We paddled a fine line between being so far out in the bay the waves caught us and being so close to shore we came within striking distance of a series of small, suspicious buoys that could potentially be marking things that would blow us to smithereens. The bay was completely deserted save for a handful of anchored mid-sized boats that appeared to be marking the shipping lane, and the woods on shore echoed with a discomfiting variety of gunfire. Our normal workplace is located near a good-sized firing range in Vermont, so some of the sounds (machine guns, rifles) were familiar, but periodically the trees were rustled with the thundering PHOOM of something much, much larger. We nervously joked about the prospect of seagulls landing on shore and suddenly evaporating in a cloud of feathers. I hit a new low when I peed in our bailing bucket since we were unable to put to shore. The overall scene was eery- not at all what we’d expected from the area. Every time something exploded, we reassured ourselves that they wouldn’t possibly be firing live rounds over the open waters of the Chesapeake Bay. Surely that would be madness.
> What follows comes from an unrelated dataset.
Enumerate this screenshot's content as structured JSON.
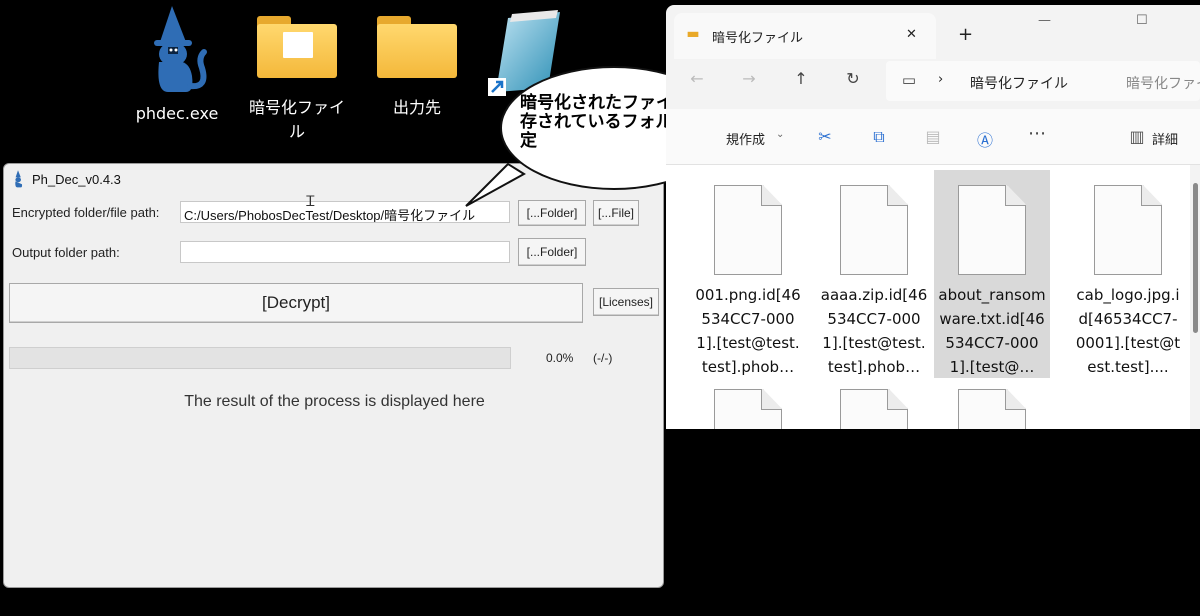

We stopped for a snack several miles in, and as we bobbed in the shallows one of the boats in the shipping channel unmoored and came speeding towards us. When the boat turned on its flashing blue and red lights, I completely lost my shit and started laughing uncontrollably. Here we were, floating off an island covered in explosives, me half-delirious with pain and fever, and we were getting pulled over. In a canoe.
As it turned out, they WERE firing live rounds over open water. The boats we had seen marking the shipping channel were actually a security perimeter, and they had let us paddle straight through because they thought we were “swamp weeds”. The officers were more horrified that they missed us than anything, and by the time they’d spotted us we had already cleared the target range.
Oops.
Fully stoked that we hadn’t had to test whether the kevlar of the canoe was bulletproof or not, we paddled onward looking for a place to camp. One island after another revealed “unexploded ordnance” signs and endless fields of poison ivy. Hours passed. I have vague recollections of my 17oz paddle beginning to feel heavy as an iron bar. As the sky darkened, we finally hauled ourselves ashore on Hart Miller Island.
The campsite was beautiful; right on the beach, fire ring, picnic table, and not a trace of other visitors on our entire end of the island. The stunning location was mostly lost on me since I could barely keep my eyes open, but we did enjoy dipping our toes in the surf while watching the sun set.
We set the tent up as far from the water as possible, and battened down the hatches for the impending rainstorm on our last night on the water.